I am running the same simulation in a loop with different parameters. Each simulation makes use a pandas DataFrame (data
) which is only read, never modified. Using ipyparallel
(IPython parallel), I can put this DataFrames into the global variable space of each engine in my view before simulations start:
view['data'] = data
The engines then have access to the DataFrame for all the simulations which get run on them. The process of copying the data (if pickled, data
is 40MB) is only a few seconds. However, It appears that if the number of simulations grows, memory usage grows very large. I imagine this shared data is getting copied for each task rather than just for each engine. What's the best practice for sharing static read-only data from a client with engines? Copying it once per engine is acceptable, but ideally it would only have to be copied once per host (I have 4 engines on host1 and 8 engines on host2).
Here's my code:
from ipyparallel import Client
import pandas as pd
rc = Client()
view = rc[:] # use all engines
view.scatter('id', rc.ids, flatten=True) # So we can track which engine performed what task
def do_simulation(tweaks):
""" Run simulation with specified tweaks """
# Do sim stuff using the global data DataFrame
return results, id, tweaks
if __name__ == '__main__':
data = pd.read_sql("SELECT * FROM my_table", engine)
threads = [] # store list of tweaks dicts
for i in range(4):
for j in range(5):
for k in range(6):
threads.append(dict(i=i, j=j, k=k)
# Set up globals for each engine. This is the read-only DataFrame
view['data'] = data
ar = view.map_async(do_simulation, threads)
# Our async results should pop up over time. Let's measure our progress:
for idx, (results, id, tweaks) in enumerate(ar):
print 'Progress: {}%: Simulation {} finished on engine {}'.format(100.0 * ar.progress / len(ar), idx, id)
# Store results as a pickle for the future
pfile = '{}_{}_{}.pickle'.format(tweaks['i'], tweaks['j'], tweaks['j'])
# Save our results to a pickle file
pd.to_pickle(results, out_file_path + pfile)
print 'Total execution time: {} (serial time: {})'.format(ar.wall_time, ar.serial_time)
If simulation counts are small (~50), then it takes a while to get started, but i start to see progress print statements. Strangely, multiple tasks will get assigned to the same engine and I don't see a response until all of those assigned tasks are completed for that engine. I would expect to see a response from enumerate(ar)
every time a single simulation task completes.

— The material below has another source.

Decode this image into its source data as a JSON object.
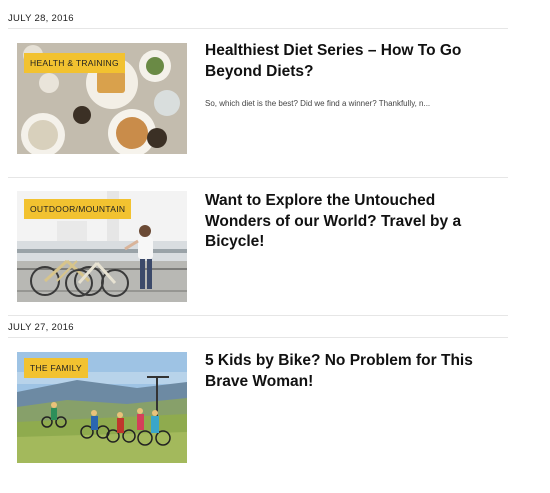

If simulation counts are large (~1000), it takes a long time to get started, i see the CPUs throttle up on all engines, but no progress print statements are seen until a long time (~40mins), and when I do see progress, it appears a large block (>100) of tasks went to same engine, and awaited completion from that one engine before providing some progress. When that one engine did complete, i saw the ar
object provided new responses ever 4 secs - this may have been the time delay to write the output pickle files.
Lastly, host1 also runs the ipycontroller task, and it's memory usage goes up like crazy (a Python task shows using >6GB RAM, a kernel task shows using 3GB). The host2 engine doesn't really show much memory usage at all. What would cause this spike in memory?